<< Back to Events

banner_regionalwinedinner20172

Italian Regional Dinner Series 2017

Jan 11 // Mar 15 // Jun 21 // Aug 9 // Nov 8

4 courses // 4 wines // $60 // 6 PM

Buy tickets at Cento or by phone at 608.284.9378

Cento Italian Regional Dinner Series

Join us at Cento as we tour classic regions of Italy and explore their rich cultural heritage, traditional cuisine, and famous wine styles. Each dinner in this exciting series will transport you to a unique region of Italy where you will enjoy a four-course meal highlighting the rich traditions of the region, paired with wines carefully selected by Cento’s wine steward, Adam Schepker.

Five dinners, Four courses, Four wines

There are five dinners in the 2017 series including Friuli, Lazio, Campania, Sardinia and Tuscany. Be it pasta and truffles paired with Brunello di Montalcino, to fresh seafood paired with Inzolia, Cento’s Italian Regional Dinner Series will take your taste buds on a journey to these classic regions of Italy without ever leaving Madison.

Tickets to these events are the perfect holiday gift.

Tickets to a dinner series are a unique and personalized gift for family, friends, or co-workers. You may purchase tickets at Cento or over the phone– individually, or as a gift set. We are excited to provide these special dining experiences, as Chef Giovanni Novella, Naples native, combines Old World Italian traditions with modern cooking techniques to you on a journey through Italy. We hope you can join us. Buon Appetito!

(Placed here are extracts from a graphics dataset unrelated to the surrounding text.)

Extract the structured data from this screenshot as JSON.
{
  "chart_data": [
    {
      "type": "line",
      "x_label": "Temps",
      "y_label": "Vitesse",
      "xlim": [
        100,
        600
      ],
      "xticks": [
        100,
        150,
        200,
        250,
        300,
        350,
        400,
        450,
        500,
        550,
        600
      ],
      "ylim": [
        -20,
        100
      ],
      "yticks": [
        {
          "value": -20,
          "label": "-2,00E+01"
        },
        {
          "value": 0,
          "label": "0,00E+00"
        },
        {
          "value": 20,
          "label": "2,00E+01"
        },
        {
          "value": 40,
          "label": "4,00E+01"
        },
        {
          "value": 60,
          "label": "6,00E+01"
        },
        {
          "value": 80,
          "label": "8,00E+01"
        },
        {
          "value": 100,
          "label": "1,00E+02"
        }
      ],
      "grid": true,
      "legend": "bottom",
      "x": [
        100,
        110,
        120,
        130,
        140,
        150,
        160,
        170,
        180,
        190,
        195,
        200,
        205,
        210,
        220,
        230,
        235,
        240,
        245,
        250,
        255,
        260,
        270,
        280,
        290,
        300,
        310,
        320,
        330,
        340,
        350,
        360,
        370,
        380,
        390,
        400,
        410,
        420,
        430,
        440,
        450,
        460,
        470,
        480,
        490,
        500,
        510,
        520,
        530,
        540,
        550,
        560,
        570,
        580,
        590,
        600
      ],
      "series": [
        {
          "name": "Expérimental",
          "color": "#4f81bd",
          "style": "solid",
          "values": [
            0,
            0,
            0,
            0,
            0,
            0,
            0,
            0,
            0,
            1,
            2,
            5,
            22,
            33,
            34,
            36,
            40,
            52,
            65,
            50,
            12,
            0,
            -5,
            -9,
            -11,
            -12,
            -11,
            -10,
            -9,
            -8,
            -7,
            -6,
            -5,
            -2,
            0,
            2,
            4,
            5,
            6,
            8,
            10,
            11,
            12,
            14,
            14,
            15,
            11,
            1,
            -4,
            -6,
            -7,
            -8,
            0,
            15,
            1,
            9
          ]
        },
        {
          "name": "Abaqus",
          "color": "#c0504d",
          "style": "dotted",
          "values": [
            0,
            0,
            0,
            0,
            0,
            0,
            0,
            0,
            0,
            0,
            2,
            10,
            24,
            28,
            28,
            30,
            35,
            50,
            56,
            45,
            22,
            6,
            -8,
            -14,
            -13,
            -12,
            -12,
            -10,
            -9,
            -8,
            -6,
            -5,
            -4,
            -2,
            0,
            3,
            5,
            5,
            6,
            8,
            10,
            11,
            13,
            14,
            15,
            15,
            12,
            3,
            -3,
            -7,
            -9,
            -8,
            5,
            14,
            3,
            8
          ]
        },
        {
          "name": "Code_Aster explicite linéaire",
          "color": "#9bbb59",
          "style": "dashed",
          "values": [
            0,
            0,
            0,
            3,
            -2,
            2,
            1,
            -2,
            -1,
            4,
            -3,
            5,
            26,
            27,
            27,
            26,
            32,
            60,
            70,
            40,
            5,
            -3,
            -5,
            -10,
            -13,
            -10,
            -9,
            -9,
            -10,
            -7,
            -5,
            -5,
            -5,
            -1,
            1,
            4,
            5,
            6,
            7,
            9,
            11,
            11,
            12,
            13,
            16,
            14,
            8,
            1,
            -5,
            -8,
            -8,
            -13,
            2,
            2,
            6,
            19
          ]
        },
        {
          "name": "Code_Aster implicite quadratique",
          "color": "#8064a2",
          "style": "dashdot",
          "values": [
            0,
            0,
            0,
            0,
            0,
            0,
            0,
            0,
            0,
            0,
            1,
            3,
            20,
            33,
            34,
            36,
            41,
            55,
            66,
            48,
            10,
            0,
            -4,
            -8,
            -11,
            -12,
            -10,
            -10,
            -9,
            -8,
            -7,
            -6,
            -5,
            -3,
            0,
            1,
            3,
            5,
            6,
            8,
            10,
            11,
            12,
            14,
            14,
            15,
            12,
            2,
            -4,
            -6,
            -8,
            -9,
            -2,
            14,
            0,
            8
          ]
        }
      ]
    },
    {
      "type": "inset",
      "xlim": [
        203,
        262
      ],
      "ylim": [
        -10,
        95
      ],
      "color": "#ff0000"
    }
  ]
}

(click event to see details)

Lazio // March 15th

 

The region is best known for its capital city Rome and has historically been the cultural hub of Italy. The cuisine of the region has benefited from this cultural exchange and is home to some of Italy’s most well-known delicacies like porchetta (pork roast salted and stuffed with garlic and fresh herbs), penne all’Arrabiata and carbonara. Wine production in Lazio plummeted after the fall of The Roman Empire, but the region has recovered in the previous two centuries, producing acclaimed lean and light white wines with high acidity like Trebbiano. The region is also gaining recognition for their production of non-traditional red wines like Merlot, Montepulciano and Sangiovese.

 

Menu

Antipasti
Rosemary focaccia, pickled vegetables, spicy salumi

 

Primo
Roman street food Sampler of three bite size classic Roman appetizers

 

Secondo
Bucatini carbonara House-made guanciale, speck, green pea, soft poached egg, pecorino romano, black pepper

 

Terzo
House-made porchetta Rosemary potato, sage pesto, Italian gravy

 

Quarto
Maritozzi Whipped cream, cherry, mint


Campania // June 21st

Home to Naples, Salerno and Sorrento, Campania has no shortage of world renowned culinary epicenters. Naples is the birthplace of pizza and to this day is famous for its tradition of simple minimalistic pizza making. Campania as a whole has a vibrant cheese industry and is best known for buffalo mozzarella, fiordilatte (cow’s milk mozzarella), ricotta and provolone. The region is also the host to a number of indigenous grapes with standouts like Fiano, producing a rich and floral white wine and Aglianico a bold and complex red used in the region’s best known blend Taurasi.

Sardinia // August 9th

The second largest island in the Mediterranean, this autonomous region is most known for its simple use of traditional ingredients offered from the land and surrounding sea. The small round pasta, fregula, is typically accompanied by light tomato sauce and clams. Despite the obvious focus on seafood, the island residents have a strong tradition of beef and pork dishes, especially suckling pig. Dishes are commonly garnished with freshly grated pecorino or the island delicacy bottarga, salted and cured fish roe. Although lesser known for their wines, Sardinia produces unique wines of excellent quality including Cannonau, Malvasia and Vermentino.

Tuscany // November 8th

Origin of the Italian Renaissance and home to Florence, Tuscany is widely regarded as Italy’s center for high culture. Despite this reputation, Tuscany holds on to its culinary traditions rooted in its historically poorer classes. Simple pastas such as tagliatelle paired with ragu alla Bolognese or pappardelle with game like hare or boar frequent the residents’ dinner tables. In the fall, pastas such as pici are traditionally served with cream-based sauces and garnished with freshly-harvested truffles. The region is also home to world-class red wines including Chianti and Brunello di Montalcino, pairing perfectly with their refined yet rustic cuisine.